Entertainment company Walt Disney is reportedly restructuring to reduce its operating costs by $5.5 billion, with plans to lay off 7,000 staff over the next two months. According to The Wall Street Journal (WSJ) in a March 28 article, Disney has axed its entire metaverse division – leaving around 50 employees without new employment contracts, except for Michael White, the head of the company’s consumer products unit.
Disney has abandoned a plan to develop its own membership program like Amazon Prime, according to @RWhelanWSJ. Disney has also eliminated the division that was developing metaverse strategies, according to the report. https://t.co/mSm92XtqE0 pic.twitter.com/e2KqbxAC8i
— Scott Gustin (@ScottGustin) March 28, 2023
In mid-2022, Disney began developing its Metaverse strategy, with Polygon being chosen as the blockchain of choice.
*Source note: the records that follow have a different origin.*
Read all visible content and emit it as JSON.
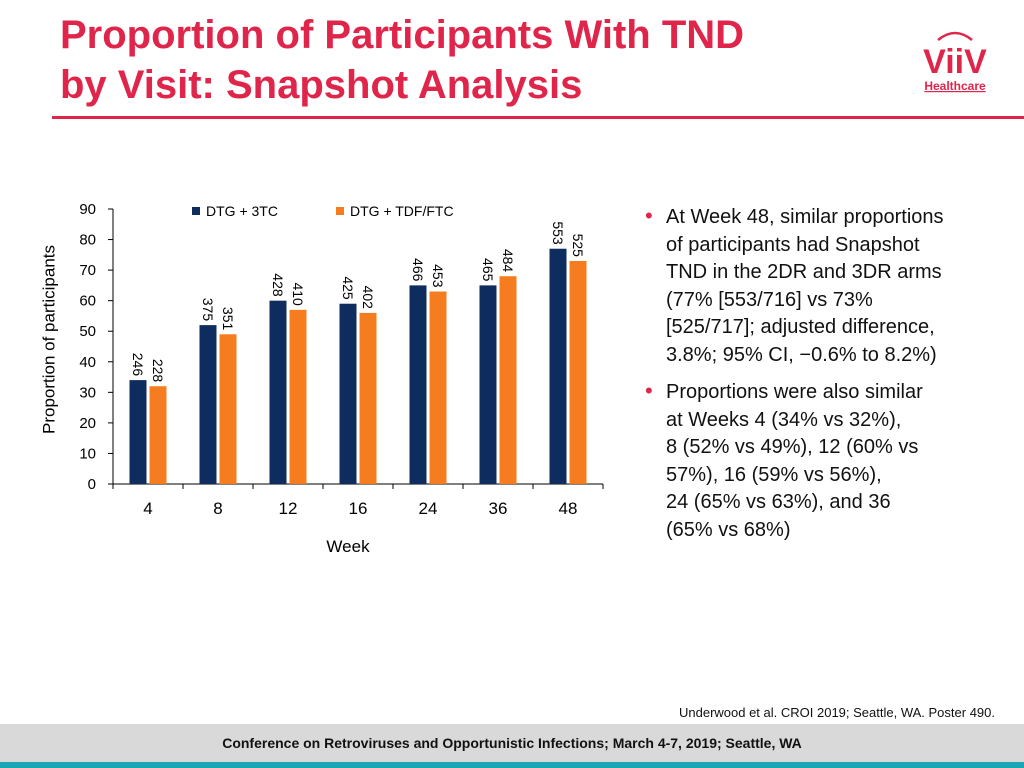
{
  "slide": {
    "title_line1": "Proportion of Participants With TND",
    "title_line2": "by Visit: Snapshot Analysis",
    "logo_name": "ViiV",
    "logo_sub": "Healthcare",
    "citation": "Underwood et al. CROI 2019; Seattle, WA. Poster 490.",
    "footer": "Conference on Retroviruses and Opportunistic Infections; March 4-7, 2019; Seattle, WA"
  },
  "colors": {
    "accent": "#e0254b",
    "series1": "#0e2d5e",
    "series2": "#f57c1f",
    "teal": "#1aa6b3"
  },
  "bullets": [
    [
      "At Week 48, similar proportions",
      "of participants had Snapshot",
      "TND in the 2DR and 3DR arms",
      "(77% [553/716] vs 73%",
      "[525/717]; adjusted difference,",
      "3.8%; 95% CI, −0.6% to 8.2%)"
    ],
    [
      "Proportions were also similar",
      "at Weeks 4 (34% vs 32%),",
      "8 (52% vs 49%), 12 (60% vs",
      "57%), 16 (59% vs 56%),",
      "24 (65% vs 63%), and 36",
      "(65% vs 68%)"
    ]
  ],
  "chart_data": {
    "type": "bar",
    "title": "",
    "xlabel": "Week",
    "ylabel": "Proportion of participants",
    "ylim": [
      0,
      90
    ],
    "yticks": [
      0,
      10,
      20,
      30,
      40,
      50,
      60,
      70,
      80,
      90
    ],
    "categories": [
      "4",
      "8",
      "12",
      "16",
      "24",
      "36",
      "48"
    ],
    "legend_position": "top",
    "series": [
      {
        "name": "DTG + 3TC",
        "values": [
          34,
          52,
          60,
          59,
          65,
          65,
          77
        ],
        "labels": [
          "246",
          "375",
          "428",
          "425",
          "466",
          "465",
          "553"
        ]
      },
      {
        "name": "DTG + TDF/FTC",
        "values": [
          32,
          49,
          57,
          56,
          63,
          68,
          73
        ],
        "labels": [
          "228",
          "351",
          "410",
          "402",
          "453",
          "484",
          "525"
        ]
      }
    ]
  }
}
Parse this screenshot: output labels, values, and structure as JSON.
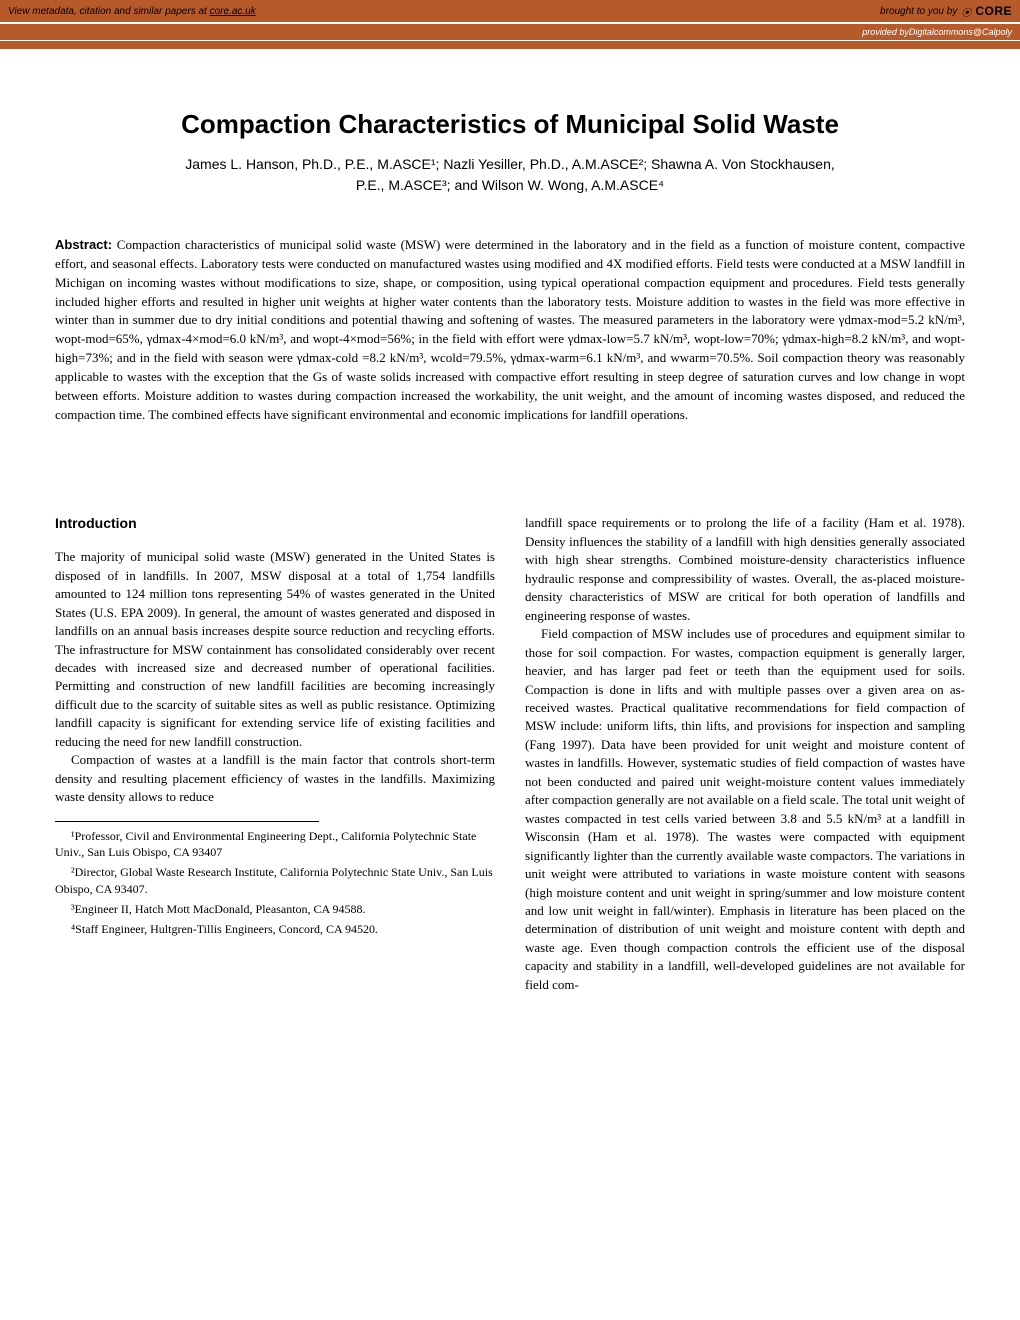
{
  "banner": {
    "left_text": "View metadata, citation and similar papers at ",
    "left_link": "core.ac.uk",
    "right_text": "brought to you by",
    "core_label": "CORE",
    "provided_by": "provided by ",
    "source": "Digitalcommons@Calpoly"
  },
  "title": "Compaction Characteristics of Municipal Solid Waste",
  "authors_line1": "James L. Hanson, Ph.D., P.E., M.ASCE¹; Nazli Yesiller, Ph.D., A.M.ASCE²; Shawna A. Von Stockhausen,",
  "authors_line2": "P.E., M.ASCE³; and Wilson W. Wong, A.M.ASCE⁴",
  "abstract_label": "Abstract:",
  "abstract_text": " Compaction characteristics of municipal solid waste (MSW) were determined in the laboratory and in the field as a function of moisture content, compactive effort, and seasonal effects. Laboratory tests were conducted on manufactured wastes using modified and 4X modified efforts. Field tests were conducted at a MSW landfill in Michigan on incoming wastes without modifications to size, shape, or composition, using typical operational compaction equipment and procedures. Field tests generally included higher efforts and resulted in higher unit weights at higher water contents than the laboratory tests. Moisture addition to wastes in the field was more effective in winter than in summer due to dry initial conditions and potential thawing and softening of wastes. The measured parameters in the laboratory were γdmax-mod=5.2 kN/m³, wopt-mod=65%, γdmax-4×mod=6.0 kN/m³, and wopt-4×mod=56%; in the field with effort were γdmax-low=5.7 kN/m³, wopt-low=70%; γdmax-high=8.2 kN/m³, and wopt-high=73%; and in the field with season were γdmax-cold =8.2 kN/m³, wcold=79.5%, γdmax-warm=6.1 kN/m³, and wwarm=70.5%. Soil compaction theory was reasonably applicable to wastes with the exception that the Gs of waste solids increased with compactive effort resulting in steep degree of saturation curves and low change in wopt between efforts. Moisture addition to wastes during compaction increased the workability, the unit weight, and the amount of incoming wastes disposed, and reduced the compaction time. The combined effects have significant environmental and economic implications for landfill operations.",
  "intro_heading": "Introduction",
  "left_col_p1": "The majority of municipal solid waste (MSW) generated in the United States is disposed of in landfills. In 2007, MSW disposal at a total of 1,754 landfills amounted to 124 million tons representing 54% of wastes generated in the United States (U.S. EPA 2009). In general, the amount of wastes generated and disposed in landfills on an annual basis increases despite source reduction and recycling efforts. The infrastructure for MSW containment has consolidated considerably over recent decades with increased size and decreased number of operational facilities. Permitting and construction of new landfill facilities are becoming increasingly difficult due to the scarcity of suitable sites as well as public resistance. Optimizing landfill capacity is significant for extending service life of existing facilities and reducing the need for new landfill construction.",
  "left_col_p2": "Compaction of wastes at a landfill is the main factor that controls short-term density and resulting placement efficiency of wastes in the landfills. Maximizing waste density allows to reduce",
  "footnotes": {
    "f1": "¹Professor, Civil and Environmental Engineering Dept., California Polytechnic State Univ., San Luis Obispo, CA 93407",
    "f2": "²Director, Global Waste Research Institute, California Polytechnic State Univ., San Luis Obispo, CA 93407.",
    "f3": "³Engineer II, Hatch Mott MacDonald, Pleasanton, CA 94588.",
    "f4": "⁴Staff Engineer, Hultgren-Tillis Engineers, Concord, CA 94520."
  },
  "right_col_p1": "landfill space requirements or to prolong the life of a facility (Ham et al. 1978). Density influences the stability of a landfill with high densities generally associated with high shear strengths. Combined moisture-density characteristics influence hydraulic response and compressibility of wastes. Overall, the as-placed moisture-density characteristics of MSW are critical for both operation of landfills and engineering response of wastes.",
  "right_col_p2": "Field compaction of MSW includes use of procedures and equipment similar to those for soil compaction. For wastes, compaction equipment is generally larger, heavier, and has larger pad feet or teeth than the equipment used for soils. Compaction is done in lifts and with multiple passes over a given area on as-received wastes. Practical qualitative recommendations for field compaction of MSW include: uniform lifts, thin lifts, and provisions for inspection and sampling (Fang 1997). Data have been provided for unit weight and moisture content of wastes in landfills. However, systematic studies of field compaction of wastes have not been conducted and paired unit weight-moisture content values immediately after compaction generally are not available on a field scale. The total unit weight of wastes compacted in test cells varied between 3.8 and 5.5 kN/m³ at a landfill in Wisconsin (Ham et al. 1978). The wastes were compacted with equipment significantly lighter than the currently available waste compactors. The variations in unit weight were attributed to variations in waste moisture content with seasons (high moisture content and unit weight in spring/summer and low moisture content and low unit weight in fall/winter). Emphasis in literature has been placed on the determination of distribution of unit weight and moisture content with depth and waste age. Even though compaction controls the efficient use of the disposal capacity and stability in a landfill, well-developed guidelines are not available for field com-"
}
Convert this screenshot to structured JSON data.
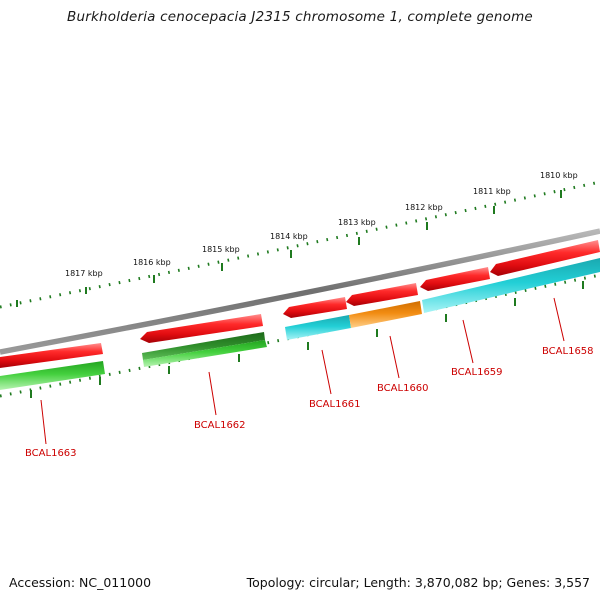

Also, this commitment was further solidified in September 2022 when it posted a job offering for an in-house counsel position specializing in NFTs and DeFi. Despite this apparent effort, by the following year, Disney’s Metaverse plans remained unclear, as reported by The Wall Street Journal.
Disney recently patented a “virtual-world simulator” to facilitate headset-free augmented reality (AR) attractions at its theme parks, which was set for implementation by the end of 2021. Following an assessment from McKinsey & Company that sought out cost-cutting opportunities, Disney announced its intention to reduce operational expenses and staff count due to financial instability and increasing streaming competition.
Former and current chief executives Bob Chapek and Robert Iger both have a positive outlook on the metaverse; Chapek described it as “the next great storytelling frontier,” while Iger had previously held positions in Genies, a digital avatar platform running on Dapper Labs’ Flow blockchain.
Most metaverse majors have remained largely unaffected by the recent news. Decentraland’s MANA token is up 1% in the last hour, while Sandbox’s SAND token has not seen any significant changes.